Morphological Prototyping for Unsupervised Slide Representation Learning in Computational Pathology
Andrew H. Song, Richard J. Chen, Tong Ding, Drew F. K. Williamson, Guillaume Jaume, Faisal Mahmood
TL;DR
Panther introduces an unsupervised, prototype-based framework for summarizing whole-slide image representations in computational pathology by modeling patch embeddings with a Gaussian mixture model and extracting per-prototype statistics as a fixed-length slide embedding. This approach captures morphological heterogeneity through a compact set of prototypes, enabling strong performance on subtyping and survival tasks while also providing interpretable prototype assignment maps. Panther demonstrates competitive or superior results relative to both unsupervised and supervised MIL baselines across 13 datasets, and its interpretability reveals morphologically meaningful tissue concepts such as tumor, stroma, and immune patterns. The work advances task-agnostic slide representation learning with a scalable, interpretable framework that can generalize across histology domains and downstream analyses.
Abstract
Representation learning of pathology whole-slide images (WSIs) has been has primarily relied on weak supervision with Multiple Instance Learning (MIL). However, the slide representations resulting from this approach are highly tailored to specific clinical tasks, which limits their expressivity and generalization, particularly in scenarios with limited data.
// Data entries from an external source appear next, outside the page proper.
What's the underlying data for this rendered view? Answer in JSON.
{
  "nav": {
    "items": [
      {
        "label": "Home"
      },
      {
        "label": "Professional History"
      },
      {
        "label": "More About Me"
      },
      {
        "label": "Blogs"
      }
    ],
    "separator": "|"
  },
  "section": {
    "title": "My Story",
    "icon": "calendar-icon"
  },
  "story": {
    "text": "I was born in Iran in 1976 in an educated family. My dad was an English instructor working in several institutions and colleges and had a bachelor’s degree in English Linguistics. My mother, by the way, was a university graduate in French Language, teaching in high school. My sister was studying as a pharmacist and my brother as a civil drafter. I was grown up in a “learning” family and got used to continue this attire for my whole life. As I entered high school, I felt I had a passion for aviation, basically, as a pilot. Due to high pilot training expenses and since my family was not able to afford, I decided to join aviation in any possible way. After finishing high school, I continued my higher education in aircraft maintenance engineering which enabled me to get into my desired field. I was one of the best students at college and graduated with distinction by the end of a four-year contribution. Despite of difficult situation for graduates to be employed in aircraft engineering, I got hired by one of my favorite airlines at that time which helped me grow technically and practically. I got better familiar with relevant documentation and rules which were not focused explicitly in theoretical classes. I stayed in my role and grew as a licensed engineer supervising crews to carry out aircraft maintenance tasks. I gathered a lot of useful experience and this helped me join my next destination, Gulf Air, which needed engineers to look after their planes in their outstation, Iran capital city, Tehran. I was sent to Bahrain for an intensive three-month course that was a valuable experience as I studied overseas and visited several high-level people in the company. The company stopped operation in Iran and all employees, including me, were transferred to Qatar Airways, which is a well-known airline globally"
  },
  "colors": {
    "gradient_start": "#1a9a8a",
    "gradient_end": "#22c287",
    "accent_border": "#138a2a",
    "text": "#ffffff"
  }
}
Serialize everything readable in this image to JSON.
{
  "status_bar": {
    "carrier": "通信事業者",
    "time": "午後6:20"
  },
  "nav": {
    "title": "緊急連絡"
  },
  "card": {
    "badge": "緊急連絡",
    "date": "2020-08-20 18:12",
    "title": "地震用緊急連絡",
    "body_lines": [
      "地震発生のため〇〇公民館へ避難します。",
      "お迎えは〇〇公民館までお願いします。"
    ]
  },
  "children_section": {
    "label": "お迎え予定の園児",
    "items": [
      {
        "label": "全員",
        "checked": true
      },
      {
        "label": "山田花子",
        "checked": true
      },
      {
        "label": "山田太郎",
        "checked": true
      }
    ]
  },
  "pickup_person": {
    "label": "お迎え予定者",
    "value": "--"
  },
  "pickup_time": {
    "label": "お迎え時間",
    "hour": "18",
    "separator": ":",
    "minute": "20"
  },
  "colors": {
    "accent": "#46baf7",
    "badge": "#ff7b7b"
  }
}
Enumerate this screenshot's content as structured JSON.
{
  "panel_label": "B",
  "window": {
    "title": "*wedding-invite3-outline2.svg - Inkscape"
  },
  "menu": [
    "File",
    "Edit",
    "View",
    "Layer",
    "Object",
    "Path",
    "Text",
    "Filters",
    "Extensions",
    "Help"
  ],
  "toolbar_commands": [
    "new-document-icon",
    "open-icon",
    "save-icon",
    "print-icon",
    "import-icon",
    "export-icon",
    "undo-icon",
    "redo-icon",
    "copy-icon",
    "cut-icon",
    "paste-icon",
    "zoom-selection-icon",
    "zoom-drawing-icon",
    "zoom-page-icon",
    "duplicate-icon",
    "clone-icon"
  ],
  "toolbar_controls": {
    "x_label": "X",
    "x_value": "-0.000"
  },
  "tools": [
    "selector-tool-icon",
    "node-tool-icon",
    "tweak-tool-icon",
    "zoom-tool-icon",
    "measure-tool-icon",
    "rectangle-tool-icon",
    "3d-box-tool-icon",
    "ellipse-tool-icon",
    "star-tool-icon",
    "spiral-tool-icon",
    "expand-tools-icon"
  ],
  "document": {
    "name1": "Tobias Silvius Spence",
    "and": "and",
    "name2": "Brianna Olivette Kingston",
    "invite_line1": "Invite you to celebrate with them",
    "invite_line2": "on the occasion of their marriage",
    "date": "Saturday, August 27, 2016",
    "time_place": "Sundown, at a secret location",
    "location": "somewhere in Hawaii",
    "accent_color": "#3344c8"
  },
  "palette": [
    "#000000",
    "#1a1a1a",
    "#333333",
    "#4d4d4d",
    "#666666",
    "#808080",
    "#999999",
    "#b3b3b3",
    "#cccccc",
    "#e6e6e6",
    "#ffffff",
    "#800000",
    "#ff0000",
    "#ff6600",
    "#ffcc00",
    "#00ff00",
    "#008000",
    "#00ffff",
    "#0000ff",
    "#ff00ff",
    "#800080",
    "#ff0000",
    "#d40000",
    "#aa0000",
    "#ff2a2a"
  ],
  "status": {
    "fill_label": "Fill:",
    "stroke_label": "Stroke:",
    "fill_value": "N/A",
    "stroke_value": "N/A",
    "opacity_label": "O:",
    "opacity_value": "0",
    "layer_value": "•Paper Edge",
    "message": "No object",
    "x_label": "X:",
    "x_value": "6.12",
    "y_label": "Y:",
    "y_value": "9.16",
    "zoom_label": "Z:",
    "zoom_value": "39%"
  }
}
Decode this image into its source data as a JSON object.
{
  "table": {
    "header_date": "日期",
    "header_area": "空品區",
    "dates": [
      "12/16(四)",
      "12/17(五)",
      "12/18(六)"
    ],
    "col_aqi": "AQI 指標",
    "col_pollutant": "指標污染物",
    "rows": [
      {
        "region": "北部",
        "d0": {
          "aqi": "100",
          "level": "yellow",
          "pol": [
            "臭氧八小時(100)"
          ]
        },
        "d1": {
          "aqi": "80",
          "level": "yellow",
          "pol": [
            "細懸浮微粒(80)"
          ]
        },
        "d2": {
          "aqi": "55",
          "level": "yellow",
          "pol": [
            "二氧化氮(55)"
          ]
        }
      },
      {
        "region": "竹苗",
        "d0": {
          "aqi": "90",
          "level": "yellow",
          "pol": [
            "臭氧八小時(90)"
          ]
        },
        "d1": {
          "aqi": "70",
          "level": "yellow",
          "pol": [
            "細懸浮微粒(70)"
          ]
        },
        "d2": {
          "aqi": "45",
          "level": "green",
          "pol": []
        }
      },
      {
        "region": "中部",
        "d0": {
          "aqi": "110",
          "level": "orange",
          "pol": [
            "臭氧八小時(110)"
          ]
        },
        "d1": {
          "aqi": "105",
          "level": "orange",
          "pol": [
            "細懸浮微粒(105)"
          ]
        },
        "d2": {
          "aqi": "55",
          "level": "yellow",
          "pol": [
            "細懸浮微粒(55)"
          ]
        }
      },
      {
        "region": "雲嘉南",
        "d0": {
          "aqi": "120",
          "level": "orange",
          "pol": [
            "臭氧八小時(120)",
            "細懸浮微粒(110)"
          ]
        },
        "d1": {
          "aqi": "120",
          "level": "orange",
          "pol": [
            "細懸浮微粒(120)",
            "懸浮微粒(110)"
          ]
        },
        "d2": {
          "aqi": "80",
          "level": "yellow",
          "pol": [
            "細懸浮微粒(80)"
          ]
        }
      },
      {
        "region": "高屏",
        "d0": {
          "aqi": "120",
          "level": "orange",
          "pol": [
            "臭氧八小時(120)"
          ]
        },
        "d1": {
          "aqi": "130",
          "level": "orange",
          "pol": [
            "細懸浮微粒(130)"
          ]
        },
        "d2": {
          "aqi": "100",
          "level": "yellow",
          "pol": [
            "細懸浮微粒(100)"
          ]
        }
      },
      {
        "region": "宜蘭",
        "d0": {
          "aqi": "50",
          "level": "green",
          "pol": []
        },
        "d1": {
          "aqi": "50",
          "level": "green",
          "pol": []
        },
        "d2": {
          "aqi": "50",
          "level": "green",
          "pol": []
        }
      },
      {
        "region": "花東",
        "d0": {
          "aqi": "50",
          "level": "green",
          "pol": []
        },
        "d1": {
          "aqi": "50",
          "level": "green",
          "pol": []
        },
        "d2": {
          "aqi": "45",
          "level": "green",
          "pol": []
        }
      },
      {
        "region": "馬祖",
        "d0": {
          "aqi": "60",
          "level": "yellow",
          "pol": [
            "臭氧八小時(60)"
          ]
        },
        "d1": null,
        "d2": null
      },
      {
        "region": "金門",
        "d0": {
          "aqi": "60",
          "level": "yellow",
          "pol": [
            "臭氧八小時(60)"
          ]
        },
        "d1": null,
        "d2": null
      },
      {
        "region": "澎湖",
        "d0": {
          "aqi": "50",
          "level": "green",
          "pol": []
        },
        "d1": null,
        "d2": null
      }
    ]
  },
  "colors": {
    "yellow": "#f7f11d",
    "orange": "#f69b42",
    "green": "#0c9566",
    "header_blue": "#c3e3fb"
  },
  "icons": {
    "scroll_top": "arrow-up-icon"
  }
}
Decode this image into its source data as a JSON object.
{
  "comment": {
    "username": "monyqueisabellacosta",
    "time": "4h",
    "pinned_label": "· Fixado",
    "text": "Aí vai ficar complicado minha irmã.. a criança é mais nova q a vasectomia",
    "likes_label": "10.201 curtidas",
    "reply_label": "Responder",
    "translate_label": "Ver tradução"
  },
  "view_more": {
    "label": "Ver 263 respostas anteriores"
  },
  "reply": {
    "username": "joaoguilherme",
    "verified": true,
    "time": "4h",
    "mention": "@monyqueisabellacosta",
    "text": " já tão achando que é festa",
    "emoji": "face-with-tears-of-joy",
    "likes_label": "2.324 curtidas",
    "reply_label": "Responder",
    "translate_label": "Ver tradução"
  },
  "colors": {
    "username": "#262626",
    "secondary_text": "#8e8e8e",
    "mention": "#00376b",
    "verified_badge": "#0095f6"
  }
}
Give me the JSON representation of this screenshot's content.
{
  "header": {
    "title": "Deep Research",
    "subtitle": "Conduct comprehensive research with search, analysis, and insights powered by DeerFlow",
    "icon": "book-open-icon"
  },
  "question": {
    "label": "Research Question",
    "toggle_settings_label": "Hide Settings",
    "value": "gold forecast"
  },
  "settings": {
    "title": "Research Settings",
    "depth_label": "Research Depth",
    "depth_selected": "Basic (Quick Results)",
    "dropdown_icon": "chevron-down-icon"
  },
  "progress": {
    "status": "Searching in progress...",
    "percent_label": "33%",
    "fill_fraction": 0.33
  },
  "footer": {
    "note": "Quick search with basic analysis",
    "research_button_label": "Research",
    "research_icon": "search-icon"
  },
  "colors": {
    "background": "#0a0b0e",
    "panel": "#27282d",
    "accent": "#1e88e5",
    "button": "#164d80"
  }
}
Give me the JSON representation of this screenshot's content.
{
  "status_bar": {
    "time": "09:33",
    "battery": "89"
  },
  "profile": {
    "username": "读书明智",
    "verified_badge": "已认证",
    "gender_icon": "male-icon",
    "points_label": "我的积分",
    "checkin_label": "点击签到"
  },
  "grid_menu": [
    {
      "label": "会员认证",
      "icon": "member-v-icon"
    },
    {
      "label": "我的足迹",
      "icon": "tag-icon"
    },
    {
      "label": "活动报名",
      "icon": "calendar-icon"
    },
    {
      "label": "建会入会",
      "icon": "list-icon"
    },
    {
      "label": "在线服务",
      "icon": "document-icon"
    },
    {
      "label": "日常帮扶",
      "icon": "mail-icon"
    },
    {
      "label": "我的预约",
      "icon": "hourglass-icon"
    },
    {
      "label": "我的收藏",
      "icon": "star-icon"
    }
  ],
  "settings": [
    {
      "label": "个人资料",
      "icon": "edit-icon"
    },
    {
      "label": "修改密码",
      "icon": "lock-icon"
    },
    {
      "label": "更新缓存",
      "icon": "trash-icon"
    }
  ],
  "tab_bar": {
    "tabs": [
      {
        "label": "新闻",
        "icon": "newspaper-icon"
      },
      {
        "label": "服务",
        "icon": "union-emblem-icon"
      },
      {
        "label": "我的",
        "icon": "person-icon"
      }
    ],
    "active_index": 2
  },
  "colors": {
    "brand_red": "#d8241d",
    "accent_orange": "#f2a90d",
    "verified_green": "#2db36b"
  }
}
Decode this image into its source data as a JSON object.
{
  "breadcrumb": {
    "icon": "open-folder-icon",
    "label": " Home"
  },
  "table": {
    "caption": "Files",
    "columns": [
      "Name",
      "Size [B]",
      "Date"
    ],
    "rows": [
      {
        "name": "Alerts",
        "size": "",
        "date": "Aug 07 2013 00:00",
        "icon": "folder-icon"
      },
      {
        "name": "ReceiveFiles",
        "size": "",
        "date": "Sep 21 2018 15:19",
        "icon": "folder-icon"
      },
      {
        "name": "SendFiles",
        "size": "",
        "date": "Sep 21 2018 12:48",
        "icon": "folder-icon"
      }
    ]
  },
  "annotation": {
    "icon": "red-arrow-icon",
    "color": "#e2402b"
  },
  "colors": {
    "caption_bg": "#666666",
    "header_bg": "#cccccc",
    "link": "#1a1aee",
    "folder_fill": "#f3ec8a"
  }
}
Instead, we hypothesize that morphological redundancy in tissue can be leveraged to build a task-agnostic slide representation in an unsupervised fashion. To this end, we introduce PANTHER, a prototype-based approach rooted in the Gaussian mixture model that summarizes the set of WSI patches into a much smaller set of morphological prototypes. Specifically, each patch is assumed to have been generated from a mixture distribution, where each mixture component represents a morphological exemplar. Utilizing the estimated mixture parameters, we then construct a compact slide representation that can be readily used for a wide range of downstream tasks. By performing an extensive evaluation of PANTHER on subtyping and survival tasks using 13 datasets, we show that 1) PANTHER outperforms or is on par with supervised MIL baselines and 2) the analysis of morphological prototypes brings new qualitative and quantitative insights into model interpretability.